Oscar Got It Wrong!: Best Actor 1996

Posted on the 17 July 2020 by Sjhoneywell
The Contenders:
Ralph Fiennes: The English Patient
Tom Cruise: Jerry Maguire
Woody Harrelson: The People vs. Larry Flynt
Geoffrey Rush: Shine (winner)
Billy Bob Thornton: Sling Blade

What’s Missing

Oscar didn’t nominate terribly this year, but could have done a great deal better. There are some clear potential choices here that Oscar would never pick, of course. The frontrunner of these is Michael J. Fox in The Frighteners. I’m not sure I would pick Leonardo DiCaprio in Romeo + Juliet, but I think a lot of people would. The same could be said of Daniel Day-Lewis in The Crucible. I’d love to talk about Tom Hanks in That Thing You Do, but he’s almost certainly supporting. Chris Cooper should have gotten some love in the virtually unknown Lone Star, and I would have loved to have seen either Robin Williams and/or Nathan Lane in The Birdcage, but neither of them would give half of that performance without the other person. Finally, how was it possible that Kenneth Branagh was not nominated for Hamlet?

Weeding through the Nominees

5. There’s a part of me that thinks every time I put the winner in last I feel like I’m going to be accused of pandering or just being some sort of edgelord. Rush gives an interesting performance here, even a good to great one, but in the service of what? Shine feels so much like a BOSUD—a biography of someone undeserving. I even like Rush relatively well as an actor, and I don’t hate him having an Oscar. I just don’t know that, given the competition here and the performances that aren’t here, that he should even be nominated.

4. Big, overblown romances are not really my thing, which is almost certainly not a shock unless you are new here. The English Patient has its good points, and I don’t dislike Ralph Fiennes in it, honestly. My problem here is that this is a big ol’ gooey romance and the romance that we’re supposed to be getting all squishy over is a dud. I called it a wet match in my review and I stand by that. Sure, part of that comes from the screenplay, but part of it has to come from Fiennes as well. He’s a talented guy and I hope he wins an Oscar someday, but not for this.

3. Tom Cruise has terrible luck when it comes to Oscar. Every time he gets nominated--Magnolia, Born on the Fourth of July have happened when someone else has had a career performance. I’m not a gigantic fan of Jerry Maguire, though. I actually like Cruise as an actor; he makes a lot of good movies. He’s fine in this movie as well. I don’t love the movie, though. I find it difficult to think of this movie without simultaneously thinking of the Patton Oswalt clip about his brother in the theater watching it.

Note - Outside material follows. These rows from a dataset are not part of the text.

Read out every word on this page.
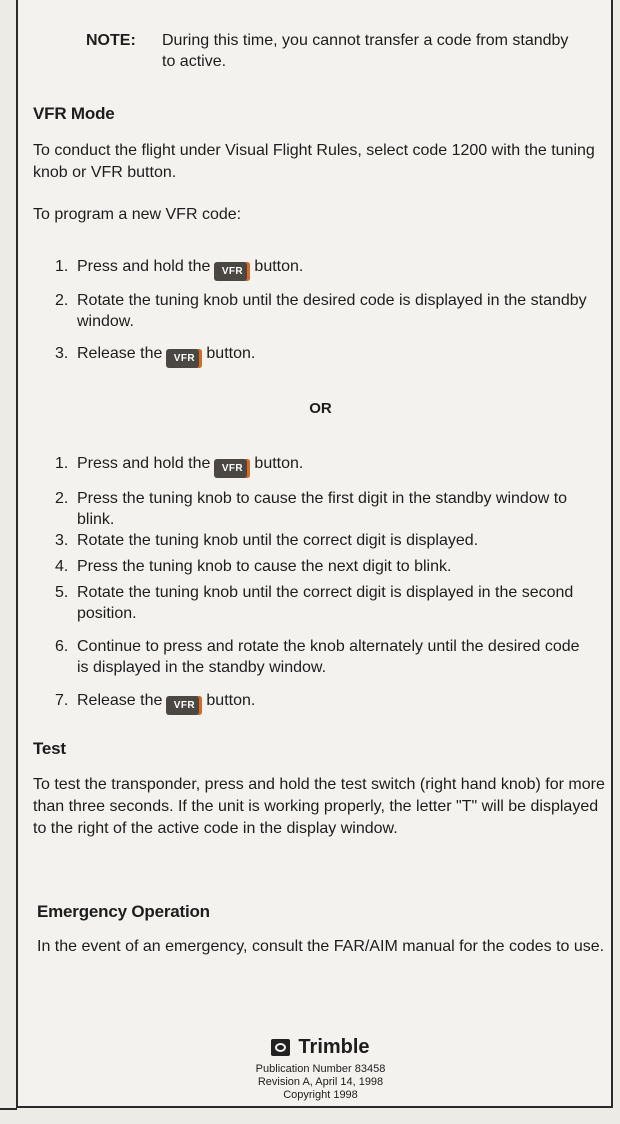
NOTE:	During this time, you cannot transfer a code from standby to active.
VFR Mode

To conduct the flight under Visual Flight Rules, select code 1200 with the tuning knob or VFR button.

To program a new VFR code:

1. Press and hold the VFR button.
2. Rotate the tuning knob until the desired code is displayed in the standby window.
3. Release the VFR button.
OR
1. Press and hold the VFR button.
2. Press the tuning knob to cause the first digit in the standby window to blink.
3. Rotate the tuning knob until the correct digit is displayed.
4. Press the tuning knob to cause the next digit to blink.
5. Rotate the tuning knob until the correct digit is displayed in the second position.
6. Continue to press and rotate the knob alternately until the desired code is displayed in the standby window.
7. Release the VFR button.
Test

To test the transponder, press and hold the test switch (right hand knob) for more than three seconds. If the unit is working properly, the letter "T" will be displayed to the right of the active code in the display window.

Emergency Operation

In the event of an emergency, consult the FAR/AIM manual for the codes to use.

Trimble
Publication Number 83458
Revision A, April 14, 1998
Copyright 1998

2. There’s a part of me that would love to see Woody Harrelson win an Oscar. When he started on Cheers, he seemed like the most unlikely serious actor in history, and yet over and over he demonstrates just how good he can be. In The People vs. Larry Flynt, he established himself as someone capable of moving very far outside of his comfort zone and taking on anything. This is a brilliant performance that almost certainly opened up a great deal of what Harrelson has done since. In a lesser year, he’s an easy choice.

My Choice

1. Billy Bob Thornton is my choice. His work in Sling Blade is one of the best and most inspired performances of its decade. This is a complete transformation of Thornton into this character, and he’s entirely believable. Karl may be a work of fiction, but he has a true depth of character; we know him by the end of the film, and he’s much more than a collection of quirks. Much of this comes from Thornton’s Oscar-winning screenplay, of course, but so much of it comes from this standing-on-his-head performance. This was an easy choice.